None of it made sense. It was as if she had entered her own Twilight Zone episode or one of those stories by Kafka in which one is doomed by circumstances both menacing and illogical. Randi Bryce had stood at the kitchen window and watched her husband burst into flames. She had rushed out with an afghan snatched from the daybed in the adjoining sunroom. Josh was rolling upon the ground, howling in a primal voice she had never heard before. She threw the afghan upon him to put out the fire that still consumed him. Her hands were singed.
She looked down at those hands now, bandaged and lying still upon her lap — hands tremulous beneath the gauze.
Randi was being accused, indirectly, of setting her husband on fire. The police officers who brought her in after the ambulance had taken Josh away wanted to know how such a thing could happen. She hadn’t been formally arrested, but she could tell that they were getting close to making it all official. She could tell that they suspected she had used a match and the five-gallon can of gasoline they found sitting accusingly upon the awning-covered patio behind the house. Yet there was no smell of gasoline on her husband, or in the yard. There was no dribbled trail upon the patio’s pebbled surface. Moreover, the lawnmower parked next to the can made the container’s presence appear even less incriminating.
Maybe this is why they have yet to slap the handcuffs on me, Randi thought.
Josh’s burns had been severe, but thankfully, given swift actions on the part of both husband and wife, they weren’t life-threatening, barring complications. Randi wanted to see Josh, but being a person of interest in what was now being considered a possible attempted homicide, she could not.
There were injuries to go around. Things had been said by husband and wife the night before during an argument that was unfortunately witnessed by Josh’s mother Agnes after Randi and Josh’s ten-year-old daughter Brie had been sent up to bed. Randi and Josh had had it out in front of Agnes, and the next morning, a couple of hours after the “incident,” Agnes related the vitriolic exchange to the two investigating officers, Lieutenants Selvera and Leggio — willingly, even eagerly, and in great detail.

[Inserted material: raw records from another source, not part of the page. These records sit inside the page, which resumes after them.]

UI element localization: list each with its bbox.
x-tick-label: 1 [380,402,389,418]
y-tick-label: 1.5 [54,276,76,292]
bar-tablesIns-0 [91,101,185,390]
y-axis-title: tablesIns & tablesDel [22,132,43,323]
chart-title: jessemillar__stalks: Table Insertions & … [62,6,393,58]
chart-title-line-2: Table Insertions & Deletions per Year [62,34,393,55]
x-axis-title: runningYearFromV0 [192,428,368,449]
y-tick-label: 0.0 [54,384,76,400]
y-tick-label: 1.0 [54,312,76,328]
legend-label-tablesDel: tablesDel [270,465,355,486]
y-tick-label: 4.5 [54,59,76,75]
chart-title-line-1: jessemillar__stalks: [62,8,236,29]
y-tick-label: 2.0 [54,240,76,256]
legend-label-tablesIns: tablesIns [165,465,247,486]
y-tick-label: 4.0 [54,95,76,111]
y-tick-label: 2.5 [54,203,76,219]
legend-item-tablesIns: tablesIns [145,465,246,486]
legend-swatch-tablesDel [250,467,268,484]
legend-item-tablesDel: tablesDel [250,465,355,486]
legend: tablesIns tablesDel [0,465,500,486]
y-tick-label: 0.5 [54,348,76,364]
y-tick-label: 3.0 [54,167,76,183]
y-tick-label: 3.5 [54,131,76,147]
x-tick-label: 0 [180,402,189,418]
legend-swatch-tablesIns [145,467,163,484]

Now it was Randi’s turn to give her side, to try to convince the two detectives that in spite of the obvious motive, she could not possibly have done this terrible thing. Her mother-in-law’s allegation was outrageous. She could hardly speak to it. But she calmed herself. A glass of juice had been set before her. She took a drink from the straw.

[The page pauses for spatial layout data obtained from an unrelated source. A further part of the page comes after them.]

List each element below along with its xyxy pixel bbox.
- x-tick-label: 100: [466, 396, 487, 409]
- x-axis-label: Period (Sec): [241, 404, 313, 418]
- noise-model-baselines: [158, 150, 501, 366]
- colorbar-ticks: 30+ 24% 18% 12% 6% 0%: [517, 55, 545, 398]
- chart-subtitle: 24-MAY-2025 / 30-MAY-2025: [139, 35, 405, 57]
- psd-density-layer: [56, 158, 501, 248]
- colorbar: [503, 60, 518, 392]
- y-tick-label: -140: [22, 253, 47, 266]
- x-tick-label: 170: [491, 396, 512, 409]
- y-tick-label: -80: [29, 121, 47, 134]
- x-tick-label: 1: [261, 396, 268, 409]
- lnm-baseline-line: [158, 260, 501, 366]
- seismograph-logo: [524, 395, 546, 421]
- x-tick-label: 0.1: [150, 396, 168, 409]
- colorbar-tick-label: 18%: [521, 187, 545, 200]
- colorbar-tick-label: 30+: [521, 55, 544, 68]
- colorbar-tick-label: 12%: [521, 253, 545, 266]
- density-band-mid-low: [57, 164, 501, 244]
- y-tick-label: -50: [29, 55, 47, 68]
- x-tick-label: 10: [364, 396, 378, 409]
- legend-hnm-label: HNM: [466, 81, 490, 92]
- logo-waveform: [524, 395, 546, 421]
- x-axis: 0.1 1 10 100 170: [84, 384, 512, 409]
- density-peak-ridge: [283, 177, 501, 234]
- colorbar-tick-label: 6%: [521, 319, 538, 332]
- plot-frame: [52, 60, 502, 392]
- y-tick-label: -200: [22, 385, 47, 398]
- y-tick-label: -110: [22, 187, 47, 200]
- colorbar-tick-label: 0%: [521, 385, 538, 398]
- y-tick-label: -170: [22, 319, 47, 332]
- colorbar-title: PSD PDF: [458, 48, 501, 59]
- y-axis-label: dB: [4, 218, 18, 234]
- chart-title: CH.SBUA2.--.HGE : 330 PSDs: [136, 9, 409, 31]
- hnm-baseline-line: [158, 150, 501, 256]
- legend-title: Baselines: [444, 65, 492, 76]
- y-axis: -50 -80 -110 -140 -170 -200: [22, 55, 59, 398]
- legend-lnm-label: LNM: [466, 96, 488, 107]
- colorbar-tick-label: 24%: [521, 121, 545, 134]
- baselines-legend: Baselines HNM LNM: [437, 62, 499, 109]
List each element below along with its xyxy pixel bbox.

Randi was well aware that she didn’t have to say anything if she didn’t want to. But she wanted to talk. Randi knew that once she was charged, she could have an attorney at her side advising her as to what she should say and what she shouldn’t so that she wouldn’t dig herself a deeper hole than the one she was already in, but she didn’t care. There was a small chance that by simply telling the truth about what happened, here at this early stage, she might be thoroughly exonerated in the minds of the suspicious officers. In the meantime, the cause of her husband’s combustion was still being investigated. Circumstantially, she was the culpable agent. But there was still this: a total absence of any evidence showing how the fire had been ignited.

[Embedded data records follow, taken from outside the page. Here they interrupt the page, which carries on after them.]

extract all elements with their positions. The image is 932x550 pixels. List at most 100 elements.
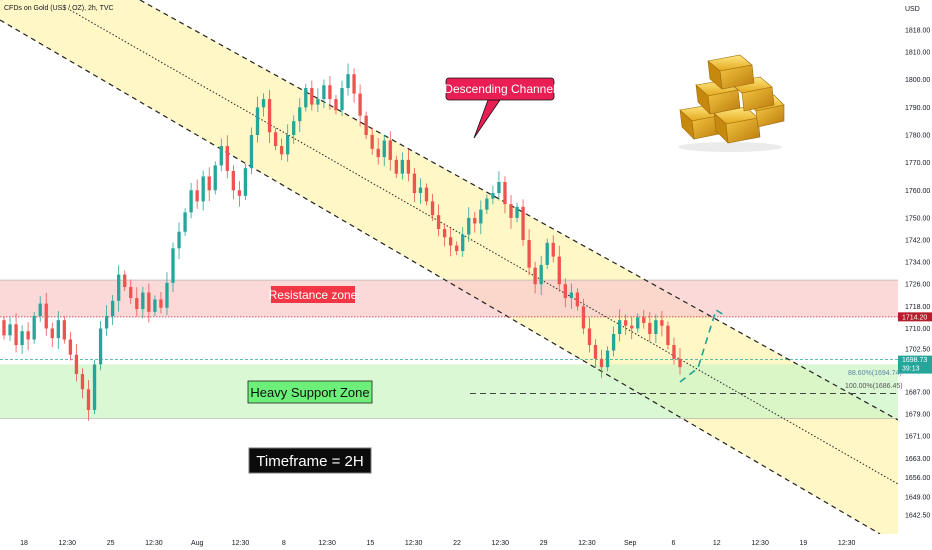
candle-body — [44, 303, 48, 329]
channel-upper-line — [139, 0, 898, 421]
x-tick-label: Aug — [191, 540, 204, 547]
last-price-tag: 1698.73 39:13 — [898, 355, 932, 374]
y-tick-label: 1760.00 — [905, 188, 930, 195]
candle-body — [219, 146, 223, 166]
candle-body — [207, 176, 211, 191]
candle-body — [237, 190, 242, 196]
x-tick-label: 12:30 — [838, 540, 856, 547]
y-tick-label: 1642.50 — [905, 513, 930, 520]
candle-body — [328, 85, 332, 100]
candle-body — [279, 146, 284, 155]
candle-body — [50, 328, 54, 339]
svg-text:Descending Channel: Descending Channel — [444, 82, 555, 96]
x-tick-label: 12:30 — [232, 540, 250, 547]
x-tick-label: 8 — [282, 540, 286, 547]
support-zone — [0, 364, 898, 419]
x-tick-label: 19 — [800, 540, 808, 547]
candle-body — [617, 320, 622, 334]
candle-body — [352, 74, 356, 94]
candle-body — [593, 345, 598, 359]
candles — [2, 63, 682, 421]
candle-body — [165, 282, 169, 308]
candle-body — [147, 292, 151, 312]
candle-body — [660, 320, 664, 326]
candle-body — [370, 135, 374, 149]
candle-body — [249, 135, 254, 169]
candle-body — [394, 159, 398, 174]
y-tick-label: 1770.00 — [905, 160, 930, 167]
x-tick-label: 12:30 — [751, 540, 769, 547]
x-tick-label: 12:30 — [145, 540, 163, 547]
candle-body — [442, 228, 447, 238]
candle-body — [243, 168, 248, 196]
candle-body — [587, 328, 592, 346]
candle-body — [171, 248, 175, 283]
candle-body — [448, 237, 453, 246]
candle-body — [129, 287, 133, 299]
candle-body — [473, 217, 477, 224]
candle-body — [322, 85, 326, 100]
candle-body — [467, 217, 471, 235]
candle-body — [388, 140, 392, 160]
y-tick-label: 1790.00 — [905, 105, 930, 112]
currency-label: USD — [905, 6, 920, 13]
y-tick-label: 1726.00 — [905, 282, 930, 289]
svg-text:Resistance zone: Resistance zone — [269, 288, 358, 302]
candle-body — [358, 93, 362, 116]
y-tick-label: 1702.50 — [905, 347, 930, 354]
svg-text:1714.20: 1714.20 — [902, 314, 927, 321]
svg-text:Heavy Support Zone: Heavy Support Zone — [250, 385, 369, 400]
candle-body — [418, 187, 423, 194]
candle-body — [201, 176, 205, 202]
y-tick-label: 1649.00 — [905, 495, 930, 502]
candle-body — [599, 358, 604, 368]
fib-88-label: 88.60%(1694.74) — [848, 370, 902, 377]
candle-body — [304, 88, 308, 108]
candle-body — [298, 107, 302, 122]
candle-body — [177, 231, 181, 249]
candle-body — [255, 107, 260, 136]
candle-body — [569, 292, 574, 299]
candle-body — [430, 201, 435, 216]
candle-body — [400, 159, 405, 174]
candle-body — [316, 99, 320, 105]
y-tick-label: 1718.00 — [905, 304, 930, 311]
svg-text:1698.73: 1698.73 — [902, 357, 927, 364]
support-zone-label: Heavy Support Zone — [247, 380, 373, 404]
candle-body — [346, 74, 350, 89]
y-tick-label: 1734.00 — [905, 260, 930, 267]
candle-body — [515, 206, 519, 218]
candle-body — [38, 303, 42, 317]
price-axis[interactable]: 1818.00 1810.00 1800.00 1790.00 1780.00 1770.… — [905, 28, 930, 520]
candle-body — [364, 115, 368, 136]
x-tick-label: 6 — [672, 540, 676, 547]
candle-body — [382, 140, 386, 158]
y-tick-label: 1750.00 — [905, 215, 930, 222]
candle-body — [406, 159, 411, 174]
candle-body — [636, 317, 640, 329]
candle-body — [56, 320, 60, 339]
x-tick-label: 29 — [540, 540, 548, 547]
x-tick-label: 12:30 — [405, 540, 423, 547]
resistance-price-tag: 1714.20 — [898, 312, 932, 322]
candle-body — [159, 299, 163, 308]
svg-text:39:13: 39:13 — [902, 366, 920, 373]
candle-body — [80, 374, 85, 390]
candle-body — [14, 324, 18, 346]
candle-body — [630, 325, 634, 329]
y-tick-label: 1679.00 — [905, 412, 930, 419]
x-tick-label: 15 — [367, 540, 375, 547]
candle-body — [485, 198, 489, 210]
candle-body — [292, 121, 296, 136]
y-tick-label: 1663.00 — [905, 456, 930, 463]
time-axis[interactable]: 18 12:30 25 12:30 Aug 12:30 8 12:30 15 12:30 22 12:… — [20, 540, 855, 547]
candle-body — [539, 264, 543, 285]
candle-body — [581, 306, 586, 329]
candle-body — [74, 354, 79, 375]
candle-body — [189, 190, 193, 213]
timeframe-label: Timeframe = 2H — [248, 447, 372, 474]
candle-body — [32, 316, 36, 340]
candle-body — [86, 389, 91, 410]
y-tick-label: 1742.00 — [905, 238, 930, 245]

The pretty female officer sitting across the table from her, Lieutenant Selvera, was patient. Her voice had a slow, soothing cadence. “Take your time,” she said. “Tell us everything that happened last night and everything that happened this morning leading up to the incident.”
The shovel-nosed young male detective leaning against the dingy cinderblock wall nearest the door agreed with a nod.
“Why do I have to talk about what happened last night? Haven’t you heard it all from Agnes? She was right there when the fireworks went off.”